Nekromanta odwrócił się w momencie gdy banda nieumarłych wyniosła rozwrzeszczanego bibliotekarza. Machał nogami i rękami, a zielona toga furkotała wokół kostek.
- Puśćcie mnie wy parszywe mieszanki życia!
Selthus zmarszczył brwi w zamyśleniu. Kiwnął głową aby podeszli. Dość brutalnie rzucili go przed swego pana i nawet się ukłonili. Wyglądało to dość ohydnie, ale Pan docenił chęci i nagrodził ich grobowym uśmiechem.
- Witam Mistrzu Purpet. - powiedział nekromanta.
Mężczyzna z głośnymi prychnięciami wstał, masując mniej szlachetną część pleców. Zmierzył czarnego maga pogardliwie i poprawił przekrzywione okulary. Mógł mieć nie więcej niż czterdzieści lat. Należał prawdopodobnie do jakiejś mieszanki krwi człowieka z gnomem. Miał lekko oliwkową skórę, migdałowe oczy o kolorze mokrej ziemi, kilka kępek szarawych włosów uparcie zaczesywał do tyłu, zaś wielkie wystające uszy wciskał pod za duży kapelusz. Jednym słowem robił wszystko by wyglądać jak człowiek... z raczej kiepskim skutkiem.
- Jak śmiesz napadać na Wielką Składnicę Wiedzy Zakazanej! - wrzasnął a mysia bródka zadrżała gniewnie.
Był bardzo dumny z tej nazwy. Sam zaproponował ją na jednym z konwentów magicznych. Inne propozycje były nieco mniej oryginalne, a jeden Ork, diabli wiedzą co tam robił, podsunął: Cholera wie jak to nazwać ale to wielkie coś z małymi kwadracikami w środku. Na szczęście magowie zgodnie uznali, że należy go zamienić w muchomora.

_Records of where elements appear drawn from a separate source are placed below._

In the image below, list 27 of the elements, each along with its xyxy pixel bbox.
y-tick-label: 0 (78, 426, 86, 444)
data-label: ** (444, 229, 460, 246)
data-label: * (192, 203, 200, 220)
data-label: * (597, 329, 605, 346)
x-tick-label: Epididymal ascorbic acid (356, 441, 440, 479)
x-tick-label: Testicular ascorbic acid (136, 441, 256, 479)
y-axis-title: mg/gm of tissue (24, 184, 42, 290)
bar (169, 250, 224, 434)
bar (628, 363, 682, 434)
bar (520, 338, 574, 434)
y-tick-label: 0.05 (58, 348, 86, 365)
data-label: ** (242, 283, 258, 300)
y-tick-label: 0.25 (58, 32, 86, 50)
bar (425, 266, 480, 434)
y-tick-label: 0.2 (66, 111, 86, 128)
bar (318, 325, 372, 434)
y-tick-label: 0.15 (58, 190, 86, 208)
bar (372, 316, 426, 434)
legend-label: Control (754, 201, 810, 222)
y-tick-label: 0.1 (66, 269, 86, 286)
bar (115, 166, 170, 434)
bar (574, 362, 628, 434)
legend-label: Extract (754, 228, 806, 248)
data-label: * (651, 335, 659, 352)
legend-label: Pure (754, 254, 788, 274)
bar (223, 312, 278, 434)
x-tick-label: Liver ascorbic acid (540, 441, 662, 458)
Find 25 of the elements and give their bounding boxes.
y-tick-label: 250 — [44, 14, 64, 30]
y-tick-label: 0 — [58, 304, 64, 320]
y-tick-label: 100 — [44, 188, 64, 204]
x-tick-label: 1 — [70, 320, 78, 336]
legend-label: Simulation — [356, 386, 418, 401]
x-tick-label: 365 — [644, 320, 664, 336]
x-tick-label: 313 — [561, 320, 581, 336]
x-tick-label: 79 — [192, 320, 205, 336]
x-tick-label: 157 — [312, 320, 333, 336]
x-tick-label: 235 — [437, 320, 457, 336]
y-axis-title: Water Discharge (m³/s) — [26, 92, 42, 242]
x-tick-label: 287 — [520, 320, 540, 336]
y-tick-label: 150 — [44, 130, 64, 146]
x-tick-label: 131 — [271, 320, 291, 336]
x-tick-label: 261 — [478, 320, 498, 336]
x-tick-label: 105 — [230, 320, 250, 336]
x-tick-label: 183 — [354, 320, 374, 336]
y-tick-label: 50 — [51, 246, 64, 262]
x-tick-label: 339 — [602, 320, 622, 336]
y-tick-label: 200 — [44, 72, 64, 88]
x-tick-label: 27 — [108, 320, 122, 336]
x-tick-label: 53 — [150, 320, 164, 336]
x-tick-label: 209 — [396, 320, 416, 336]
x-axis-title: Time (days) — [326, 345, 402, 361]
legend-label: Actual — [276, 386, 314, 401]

Selthus widać gdzieś miał wytrawne nazwy, gdyż tylko zmrużył groźnie oczy.
- Mogę robić co mi się podoba Mistrzu Purpet.
- Purpett.
- Słucham?
- No, nazywam się Purpett. - poprawił, unosząc wyżej głowę.
Nekromanta spojrzał tak jakby miał go zaraz zabić. Co zapewne było straszliwie bliskie prawdy.
- Gdzie Księga Necronomicon. - syknął.
Mistrz cofnął się trwożnie i zakrył uszy, jakby samo wypowiedzenie tych słów wywołało u niego ból.
- Nic nie wiem, nic nie wiem.
- Jestem przekonany, że godzinka z moimi pupilami cię przekona. - kiwnął głową na kilka ghuli które już ostrzyły pazury.
- Rób co chcesz! Ja nic nie powiem.
- Każdy tak mówi. - machnął dłonią a kilka niskich, odzianych w czerń postaci zabrało rozwrzeszczanego bibliotekarza ponownie do biblioteki. Selthus tymczasem spojrzał na Lumen. - Moja droga, może chodźmy w bardziej cywilizowane miejsce? - wskazał bladą dłonią drugie wejście gdzie już wnoszono jakąś skrzynię.
- Mam wybór?
- Nie.
Spojrzała ostro.
- Będę zaszczycona. - odparła z dziwnym uśmieszkiem, ciągnąc za sobą Olivera na którego reszta ghuli patrzyła z głodem.